Casal deixa restaurante no entroncamento de Canarana por ameaça de índios

O casal Mônica e Alaercio morava há seis anos no entroncamento da BR-158 com a MT-326, que dá acesso a Canarana, a cerca de 37 km da cidade. Lá eles cuidavam de um restaurante onde antigamente tinha um posto de combustível. Servia como ponto de apoio principalmente para caminhoneiros.

Porém, no final do mês de agosto passado, o casal teve que abandonar o local. Eles se sentiram ameaçados por índios da etnia Xavante que moram em uma aldeia na região da Matinha, interior de Canarana. Preferiram não esperar pra ver o que poderia acontecer e resolveram deixar tudo para trás.

 O CASO

No dia 04/Ago, um cadáver em estado avançado de decomposição foi encontrado às margens da BR-158, próximo ao entroncamento com a MT-326. Até o momento não se sabe a identidade da vítima, apenas que ela estava com as duas pernas quebradas.

Segundo os xavantes, informou a Polícia Civil, o cadáver encontrado se tratava de um índio que estava desaparecido há alguns dias, quando saiu da aldeia para fazer uma viagem e não deu mais notícias. Até então eles não tinham feito registro do sumiço.

Conforme informações da Polícia Civil, ainda não se tem a identidade do cadáver encontrado. Material da vítima e de dois supostos filhos do mesmo foram enviados para confronto de DNA. O resultado ainda não está pronto.

Provavelmente se trata do índio e provavelmente tenha sido atropelado, mas não se tem testemunhas. O suposto veículo pode ser de alguém de outro estado, sendo praticamente impossível a sua identificação.

 AMEAÇAS

No dia 07/Ago, conforme informações da Polícia Civil, em torno de 15 índios xavantes, pintados e armados com arco, flecha e burduna, invadiram a Delegacia de Polícia, ameaçando policiais que ali se encontravam e querendo fazer refém o delegado que respondia na ocasião.

Garantiam que o irmão deles tinha sido atropelado e exigiam que a polícia prendesse o motorista que cometeu o atropelamento, que ninguém sabe se existe e quem seria.

Servidores da DEPOL de Canarana somente não foram levados como reféns porque argumentaram que se isso ocorresse, o trabalho investigatório ficaria prejudicado e a prisão do culpado ficaria comprometida.

No dia 15/Ago, desta vez em torno de 20 índios, invadiram novamente a DEPOL, fazendo novas exigências e ameaças.

Além dos policiais, o casal que cuidava do restaurante também foi ameaçado. Segundo um dos investigadores da DEPOL, um cacique disse que sonhou que o casal do restaurante tinha dado remédio para o índio, tendo sido esta a causa, segundo o cacique, do mesmo ter sido atropelado.
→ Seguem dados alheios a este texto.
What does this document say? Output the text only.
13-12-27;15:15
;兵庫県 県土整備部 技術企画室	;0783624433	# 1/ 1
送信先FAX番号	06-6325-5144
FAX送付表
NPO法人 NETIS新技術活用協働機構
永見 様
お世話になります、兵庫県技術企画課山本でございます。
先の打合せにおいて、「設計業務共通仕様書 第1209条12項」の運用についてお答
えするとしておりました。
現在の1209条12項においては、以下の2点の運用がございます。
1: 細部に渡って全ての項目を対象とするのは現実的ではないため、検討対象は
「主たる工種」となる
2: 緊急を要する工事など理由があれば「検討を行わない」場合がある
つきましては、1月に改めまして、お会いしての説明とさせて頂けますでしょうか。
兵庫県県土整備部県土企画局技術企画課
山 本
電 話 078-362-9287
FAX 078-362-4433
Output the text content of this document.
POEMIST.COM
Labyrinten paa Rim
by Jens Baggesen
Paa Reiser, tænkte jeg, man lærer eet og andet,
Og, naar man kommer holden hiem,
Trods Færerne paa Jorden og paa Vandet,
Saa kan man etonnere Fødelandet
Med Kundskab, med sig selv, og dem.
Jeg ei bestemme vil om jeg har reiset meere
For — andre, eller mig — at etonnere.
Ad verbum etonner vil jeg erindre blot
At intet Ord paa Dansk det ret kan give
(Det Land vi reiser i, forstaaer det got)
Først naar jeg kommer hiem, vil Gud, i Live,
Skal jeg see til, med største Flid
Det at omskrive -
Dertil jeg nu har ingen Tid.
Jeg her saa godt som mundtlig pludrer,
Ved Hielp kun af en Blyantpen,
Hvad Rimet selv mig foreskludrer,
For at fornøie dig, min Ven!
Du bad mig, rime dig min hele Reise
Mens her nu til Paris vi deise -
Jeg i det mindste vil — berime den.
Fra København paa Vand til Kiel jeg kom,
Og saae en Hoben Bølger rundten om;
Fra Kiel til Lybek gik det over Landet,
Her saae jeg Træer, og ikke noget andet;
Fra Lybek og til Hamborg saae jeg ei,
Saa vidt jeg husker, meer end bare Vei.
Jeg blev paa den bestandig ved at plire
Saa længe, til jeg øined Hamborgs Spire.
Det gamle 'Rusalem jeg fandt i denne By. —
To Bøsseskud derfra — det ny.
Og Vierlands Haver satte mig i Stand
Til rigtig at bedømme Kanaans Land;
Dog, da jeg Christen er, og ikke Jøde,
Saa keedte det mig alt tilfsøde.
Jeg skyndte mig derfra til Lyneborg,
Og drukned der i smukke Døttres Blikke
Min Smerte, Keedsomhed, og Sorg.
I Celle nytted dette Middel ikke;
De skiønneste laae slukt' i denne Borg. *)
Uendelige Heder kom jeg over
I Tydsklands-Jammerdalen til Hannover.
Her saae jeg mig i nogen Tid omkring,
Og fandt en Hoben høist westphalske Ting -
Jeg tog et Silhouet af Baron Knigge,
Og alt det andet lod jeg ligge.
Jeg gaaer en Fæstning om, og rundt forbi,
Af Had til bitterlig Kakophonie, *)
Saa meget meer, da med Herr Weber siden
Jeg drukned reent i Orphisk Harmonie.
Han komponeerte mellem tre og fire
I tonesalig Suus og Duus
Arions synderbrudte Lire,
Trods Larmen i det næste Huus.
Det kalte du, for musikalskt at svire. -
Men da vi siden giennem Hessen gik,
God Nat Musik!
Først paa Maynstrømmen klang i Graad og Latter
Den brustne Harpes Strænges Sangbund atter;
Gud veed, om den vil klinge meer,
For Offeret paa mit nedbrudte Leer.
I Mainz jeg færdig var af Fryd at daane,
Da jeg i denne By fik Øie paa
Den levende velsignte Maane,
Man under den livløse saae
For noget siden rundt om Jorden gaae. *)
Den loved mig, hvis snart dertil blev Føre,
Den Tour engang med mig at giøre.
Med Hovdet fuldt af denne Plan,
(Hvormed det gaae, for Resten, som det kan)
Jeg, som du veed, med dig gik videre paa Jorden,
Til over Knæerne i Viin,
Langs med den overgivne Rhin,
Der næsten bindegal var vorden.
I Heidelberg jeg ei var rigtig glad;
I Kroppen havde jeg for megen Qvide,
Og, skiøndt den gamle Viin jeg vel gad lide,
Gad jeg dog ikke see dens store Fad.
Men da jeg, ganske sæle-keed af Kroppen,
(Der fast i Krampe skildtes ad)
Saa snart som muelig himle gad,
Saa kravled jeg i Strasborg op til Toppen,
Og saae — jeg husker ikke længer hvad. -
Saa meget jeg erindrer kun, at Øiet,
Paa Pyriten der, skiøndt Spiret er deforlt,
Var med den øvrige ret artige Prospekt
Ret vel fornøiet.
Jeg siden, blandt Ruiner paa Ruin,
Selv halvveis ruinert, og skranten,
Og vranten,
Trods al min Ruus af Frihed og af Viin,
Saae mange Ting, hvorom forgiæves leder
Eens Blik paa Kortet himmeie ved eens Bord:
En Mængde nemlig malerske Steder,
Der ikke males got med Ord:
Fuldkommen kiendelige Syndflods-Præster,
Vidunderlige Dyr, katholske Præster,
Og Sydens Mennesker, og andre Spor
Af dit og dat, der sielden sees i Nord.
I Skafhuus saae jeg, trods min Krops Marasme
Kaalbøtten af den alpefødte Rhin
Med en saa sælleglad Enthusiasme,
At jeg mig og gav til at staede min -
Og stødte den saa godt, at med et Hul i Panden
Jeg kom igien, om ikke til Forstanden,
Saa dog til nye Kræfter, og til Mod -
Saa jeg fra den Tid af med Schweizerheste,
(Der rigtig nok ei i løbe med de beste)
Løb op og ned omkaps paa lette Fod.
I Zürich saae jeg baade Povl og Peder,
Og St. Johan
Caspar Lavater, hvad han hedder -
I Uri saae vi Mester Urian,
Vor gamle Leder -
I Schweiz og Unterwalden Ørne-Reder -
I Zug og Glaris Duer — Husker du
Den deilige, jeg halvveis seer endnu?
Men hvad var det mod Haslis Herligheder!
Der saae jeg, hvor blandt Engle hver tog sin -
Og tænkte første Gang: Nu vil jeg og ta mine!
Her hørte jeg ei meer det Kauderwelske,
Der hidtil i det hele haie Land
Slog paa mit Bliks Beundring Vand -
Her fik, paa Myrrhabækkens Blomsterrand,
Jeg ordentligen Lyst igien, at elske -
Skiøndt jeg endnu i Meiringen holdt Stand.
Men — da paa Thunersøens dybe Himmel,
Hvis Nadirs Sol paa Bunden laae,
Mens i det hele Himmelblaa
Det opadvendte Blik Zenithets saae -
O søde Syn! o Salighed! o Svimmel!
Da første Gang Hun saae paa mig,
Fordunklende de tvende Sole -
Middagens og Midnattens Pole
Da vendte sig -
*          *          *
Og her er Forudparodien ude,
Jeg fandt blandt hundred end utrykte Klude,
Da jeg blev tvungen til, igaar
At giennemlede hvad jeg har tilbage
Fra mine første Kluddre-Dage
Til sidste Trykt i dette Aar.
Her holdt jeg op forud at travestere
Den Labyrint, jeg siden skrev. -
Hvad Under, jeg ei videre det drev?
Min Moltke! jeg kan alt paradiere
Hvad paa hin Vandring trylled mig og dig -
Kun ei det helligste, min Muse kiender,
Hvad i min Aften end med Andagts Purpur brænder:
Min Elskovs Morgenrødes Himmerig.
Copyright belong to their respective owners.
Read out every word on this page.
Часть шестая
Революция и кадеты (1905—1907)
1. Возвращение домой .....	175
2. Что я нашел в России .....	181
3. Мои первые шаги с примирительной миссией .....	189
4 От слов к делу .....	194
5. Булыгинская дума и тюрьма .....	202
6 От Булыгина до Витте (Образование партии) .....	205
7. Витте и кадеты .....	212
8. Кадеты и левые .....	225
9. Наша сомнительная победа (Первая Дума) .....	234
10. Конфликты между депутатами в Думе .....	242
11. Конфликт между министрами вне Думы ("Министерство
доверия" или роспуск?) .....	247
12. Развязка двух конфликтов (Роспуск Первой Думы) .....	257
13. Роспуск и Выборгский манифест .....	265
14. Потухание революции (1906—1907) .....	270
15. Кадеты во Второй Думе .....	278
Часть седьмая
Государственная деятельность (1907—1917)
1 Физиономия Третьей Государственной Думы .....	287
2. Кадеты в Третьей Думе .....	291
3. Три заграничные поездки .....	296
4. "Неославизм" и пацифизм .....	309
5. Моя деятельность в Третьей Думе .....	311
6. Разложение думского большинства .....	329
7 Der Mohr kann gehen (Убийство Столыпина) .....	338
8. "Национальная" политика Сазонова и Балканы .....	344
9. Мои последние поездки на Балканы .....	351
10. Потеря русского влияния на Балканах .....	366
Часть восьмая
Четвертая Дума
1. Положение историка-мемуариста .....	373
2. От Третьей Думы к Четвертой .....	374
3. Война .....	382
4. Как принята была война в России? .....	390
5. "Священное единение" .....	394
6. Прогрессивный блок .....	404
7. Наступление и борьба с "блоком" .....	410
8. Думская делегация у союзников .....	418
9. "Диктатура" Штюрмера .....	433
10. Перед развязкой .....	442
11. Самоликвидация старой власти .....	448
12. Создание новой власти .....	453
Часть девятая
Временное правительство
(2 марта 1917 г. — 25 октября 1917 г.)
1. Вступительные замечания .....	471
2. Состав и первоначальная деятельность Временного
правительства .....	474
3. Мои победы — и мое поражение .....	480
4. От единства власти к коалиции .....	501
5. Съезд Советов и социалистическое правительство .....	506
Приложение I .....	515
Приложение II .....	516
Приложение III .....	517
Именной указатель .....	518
Ainda segundo a PC, os índios também alegaram que o casal saberia quem teria atropelado a vítima. Por conta disso começaram a pressionar a polícia para que prendesse a ambos e indiretamente passaram a ameaçar os donos do restaurante dizendo que iriam linchá-los.

 MÔNICA

No final do mês passado o casal deixou o restaurante e foi morar de favor em uma roça no interior do Município até decidirem o que fazer da vida.

Em contato telefônico com a proprietária do restaurante, Mônica disse que não vendiam bebida alcoólica justamente para evitar confusão. Disse que nunca deram remédio para índio e que não presenciaram nenhum atropelamento, nem sabiam que havia um cadáver nas proximidades.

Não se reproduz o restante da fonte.